The company’s growth comes amid a lot of ups and downs in the drone industry.

At one end of the spectrum you have a lot of hope (and maybe some hype), in the form of very big funding rounds getting raised by drone startups, even in the current climate.

In addition to today’s round from Percepto, two drone delivery companies, Wingcopter and Zipline, have also recently brought in hefty rounds, respectively $44 million and a whopping $330 million. Other industrial players like Verity have also recently raised decent rounds.

These numbers speak to a lot of optimism about the use cases of these devices in business, mission-critical scenarios that go beyond that of leisure (e.g., drones as remote-control toys) and lethal weapons (e.g., when they are being used in combat, for example in Ukraine, where they’ve been described as “redefining warfare”). Combat drones also have been seeing some significant funding, with Skydio, used by the Ukraine army, raising $230 million at a $2.2 billion valuation in February of this year.

At the other end of the spectrum, there are still a lot of economies of scale to be worked out, alongside that pesky regulation, to get to more sustainable economies of scale. Deployments in more dense landscapes such as urban environments highlight some of the remaining challenges in the market, including reliability of navigation, battery life and obstacle detection, but these remain issues also for those working in remote environments, as Percepto does.

So does the fact that with the lack of scale, a lot of drone companies continue to operate at a loss.

There is also the issue of how businesses in the connected areas of robotics and drones overall are evolving. When Percepto announced its previous round in 2020, it had just inked a big deal with Boston Dynamics to co-develop solutions with the robotics maker. That highlights another issue in the industry: Working together isn’t necessarily as easy or as logical as it looks on paper, and sometimes there just isn’t a market appetite for whatever the product of that partnership might be.

“We still work with Boston Dynamics, but that business hasn’t exploded like drones has,” said Abuhasira. He noted that Percepto these days aims to be more hardware-agnostic, with software that can work with “many different robotics platforms.”

Notably, Chase Koch, who runs Koch Disruptive Technologies, notes that he sees Percepto less as a “drone” investment and more one in the area of robotics.

“We don’t view Percepto as a ‘drone’ investment per se; we view this as using robotics – and today that is primarily drones – to improve the inspection process at industrial sites,” he told TechCrunch. “When we looked at the industry, we saw several companies doing this because it addresses a real business need. But Percepto’s end-to-end approach stood out to us as a differentiator. That diligence and process led to our conviction around Percepto.”

Indeed, this is also why Koch does not think that Percepto’s trajectory will necessarily follow that of other kinds of drone-based businesses, such as those pursuing a delivery play.

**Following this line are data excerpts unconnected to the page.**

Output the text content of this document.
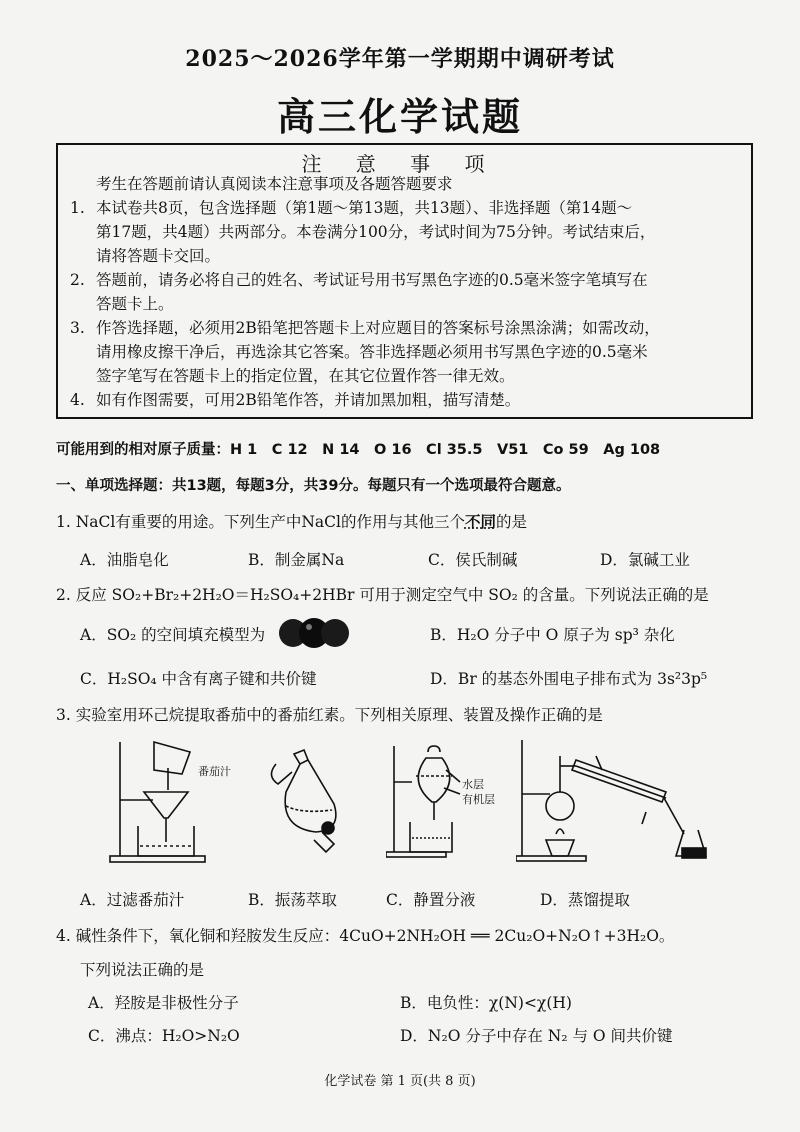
2025～2026学年第一学期期中调研考试
高三化学试题
注 意 事 项
考生在答题前请认真阅读本注意事项及各题答题要求
1. 本试卷共8页，包含选择题（第1题～第13题，共13题）、非选择题（第14题～
第17题，共4题）共两部分。本卷满分100分，考试时间为75分钟。考试结束后，
请将答题卡交回。
2. 答题前，请务必将自己的姓名、考试证号用书写黑色字迹的0.5毫米签字笔填写在
答题卡上。
3. 作答选择题，必须用2B铅笔把答题卡上对应题目的答案标号涂黑涂满；如需改动，
请用橡皮擦干净后，再选涂其它答案。答非选择题必须用书写黑色字迹的0.5毫米
签字笔写在答题卡上的指定位置，在其它位置作答一律无效。
4. 如有作图需要，可用2B铅笔作答，并请加黑加粗，描写清楚。
可能用到的相对原子质量：H 1　C 12　N 14　O 16　Cl 35.5　V51　Co 59　Ag 108
一、单项选择题：共13题，每题3分，共39分。每题只有一个选项最符合题意。
1. NaCl有重要的用途。下列生产中NaCl的作用与其他三个不同的是
A．油脂皂化	B．制金属Na	C．侯氏制碱	D．氯碱工业
2. 反应 SO₂+Br₂+2H₂O＝H₂SO₄+2HBr 可用于测定空气中 SO₂ 的含量。下列说法正确的是
A．SO₂ 的空间填充模型为	B．H₂O 分子中 O 原子为 sp³ 杂化
C．H₂SO₄ 中含有离子键和共价键	D．Br 的基态外围电子排布式为 3s²3p⁵
3. 实验室用环己烷提取番茄中的番茄红素。下列相关原理、装置及操作正确的是
番茄汁
水层
有机层
A．过滤番茄汁	B．振荡萃取	C．静置分液	D．蒸馏提取
4. 碱性条件下，氧化铜和羟胺发生反应：4CuO+2NH₂OH ══ 2Cu₂O+N₂O↑+3H₂O。
下列说法正确的是
A．羟胺是非极性分子	B．电负性：χ(N)<χ(H)
C．沸点：H₂O>N₂O	D．N₂O 分子中存在 N₂ 与 O 间共价键
化学试卷 第 1 页(共 8 页)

“There is no doubt that drone delivery is an exciting development, but we like the niche that Percepto has carved out as the leader in autonomous inspections of industrial sites,” he said. “Their focus on automating the inspection process for industrial companies serves a critical need in the market, especially as operational efficiency and site monitoring take on increased importance. Percepto also demonstrates how industrial companies can combine autonomous systems and the expertise of human workers to drive value and improve safety and operational outcomes.”